Vice President JD Vance said Monday that he has referred allegations of fraud connected to social service programs in Minnesota, which are tied to Gov. Tim Walz and state Attorney General Keith Ellison, to the Justice Department for a criminal investigation.
“Minnesota state officials are not above the law, and if they facilitated fraud, lied under oath about what they knew, or harassed and intimated whistleblowers, they must face justice,” Vance said in a post on X.
The referral follows the release of a House Oversight Committee investigation report alleging that senior state officials in Minnesota, including Walz and Ellison, were “aware of widespread taxpayer fraud in federally funded social programs for years” but did not act to address it.
While the investigation remains ongoing, the report said documents related to the probe indicated that “fraud warnings were elevated to senior levels of the Minnesota state government, meaningful corrective action was delayed or avoided, and payments continued long after credible red flags emerged.”
The report also states that Minnesota’s failures to act resulted in an estimated $300 million in federal child nutrition funds and potentially $9 billion in Medicaid-related funds being “lost or placed at serious risk.”

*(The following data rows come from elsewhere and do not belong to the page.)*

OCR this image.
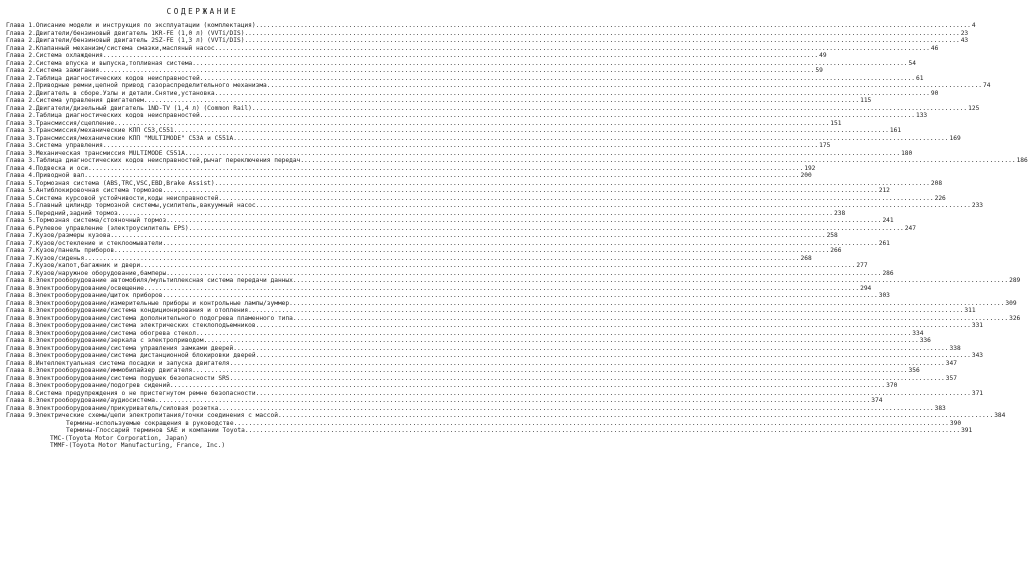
СОДЕРЖАНИЕ
Глава 1. Описание модели и инструкция по эксплуатации (комплектация) .....	4
Глава 2. Двигатели/бензиновый двигатель 1KR-FE (1,0 л) (VVTi/DIS) .....	23
Глава 2. Двигатели/бензиновый двигатель 2SZ-FE (1,3 л) (VVTi/DIS) .....	43
Глава 2. Клапанный механизм/система смазки,масляный насос .....	46
Глава 2. Система охлаждения .....	49
Глава 2. Система впуска и выпуска,топливная система .....	54
Глава 2. Система зажигания .....	59
Глава 2. Таблица диагностических кодов неисправностей .....	61
Глава 2. Приводные ремни,цепной привод газораспределительного механизма .....	74
Глава 2. Двигатель в сборе.Узлы и детали.Снятие,установка .....	90
Глава 2. Система управления двигателем .....	115
Глава 2. Двигатели/дизельный двигатель 1ND-TV (1,4 л) (Common Rail) .....	125
Глава 2. Таблица диагностических кодов неисправностей .....	133
Глава 3. Трансмиссия/сцепление .....	151
Глава 3. Трансмиссия/механические КПП C53,C551 .....	161
Глава 3. Трансмиссия/механические КПП "MULTIMODE" C53A и C551A .....	169
Глава 3. Система управления .....	175
Глава 3. Механическая трансмиссия MULTIMODE C551A .....	180
Глава 3. Таблица диагностических кодов неисправностей,рычаг переключения передач .....	186
Глава 4. Подвеска и оси .....	192
Глава 4. Приводной вал .....	200
Глава 5. Тормозная система (ABS,TRC,VSC,EBD,Brake Assist) .....	208
Глава 5. Антиблокировочная система тормозов .....	212
Глава 5. Система курсовой устойчивости,коды неисправностей .....	226
Глава 5. Главный цилиндр тормозной системы,усилитель,вакуумный насос .....	233
Глава 5. Передний,задний тормоз .....	238
Глава 5. Тормозная система/стояночный тормоз .....	241
Глава 6. Рулевое управление (электроусилитель EPS) .....	247
Глава 7. Кузов/размеры кузова .....	258
Глава 7. Кузов/остекление и стеклоомыватели .....	261
Глава 7. Кузов/панель приборов .....	266
Глава 7. Кузов/сиденья .....	268
Глава 7. Кузов/капот,багажник и двери .....	277
Глава 7. Кузов/наружное оборудование,бамперы .....	286
Глава 8. Электрооборудование автомобиля/мультиплексная система передачи данных .....	289
Глава 8. Электрооборудование/освещение .....	294
Глава 8. Электрооборудование/щиток приборов .....	303
Глава 8. Электрооборудование/измерительные приборы и контрольные лампы/зуммер .....	309
Глава 8. Электрооборудование/система кондиционирования и отопления .....	311
Глава 8. Электрооборудование/система дополнительного подогрева пламенного типа .....	326
Глава 8. Электрооборудование/система электрических стеклоподъемников .....	331
Глава 8. Электрооборудование/система обогрева стекол .....	334
Глава 8. Электрооборудование/зеркала с электроприводом .....	336
Глава 8. Электрооборудование/система управления замками дверей .....	338
Глава 8. Электрооборудование/система дистанционной блокировки дверей .....	343
Глава 8. Интеллектуальная система посадки и запуска двигателя .....	347
Глава 8. Электрооборудование/иммобилайзер двигателя .....	356
Глава 8. Электрооборудование/система подушек безопасности SRS .....	357
Глава 8. Электрооборудование/подогрев сидений .....	370
Глава 8. Система предупреждения о не пристегнутом ремне безопасности .....	371
Глава 8. Электрооборудование/аудиосистема .....	374
Глава 8. Электрооборудование/прикуриватель/силовая розетка .....	383
Глава 9. Электрические схемы/цепи электропитания/точки соединения с массой .....	384
Термины-используемые сокращения в руководстве .....	390
Термины-Глоссарий терминов SAE и компании Toyota .....	391
TMC-(Toyota Motor Corporation, Japan)
TMMF-(Toyota Motor Manufacturing, France, Inc.)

In a June 7 letter, House Oversight Committee Chair James Comer asked Vance to direct the White House’s anti-fraud task force—which is led by the vice president—to review all of Minnesota’s social services program integrity measures, oversight processes, reimbursements, and enrollment from 2019 to the present.
“The committee’s findings call into question the effectiveness of Minnesota’s administration and oversight of federal funds,” Comer wrote. “The state’s consistent failure to act decisively in the face of known fraud allowed brazen criminal schemes to flourish and diverted resources away from the vulnerable populations these programs were intended to serve.”
The Epoch Times reached out to Walz’s office and Ellison’s office for comment but did not receive a response by publication time.
Minnesota has been under the spotlight for Medicaid and other fraud, including a $300 million COVID-19 pandemic case involving nonprofit organization Feeding Our Future. Prosecutors said it was the country’s largest COVID-19-related fraud scam and that the defendants exploited a state-run, federally funded program intended to provide food for children.
In January, Walz acknowledged that the state has a fraud problem and said state officials were working to address the issue. Walz also announced that he would not seek reelection.
The governor said in April that state and federal law enforcement conducted raids in Minnesota because “state agencies caught irregular behavior and reported it.”
“That’s how the system is supposed to work, and our agencies will keep at it as long as there are fraudsters around to put behind bars,” Walz said in an April 28 post.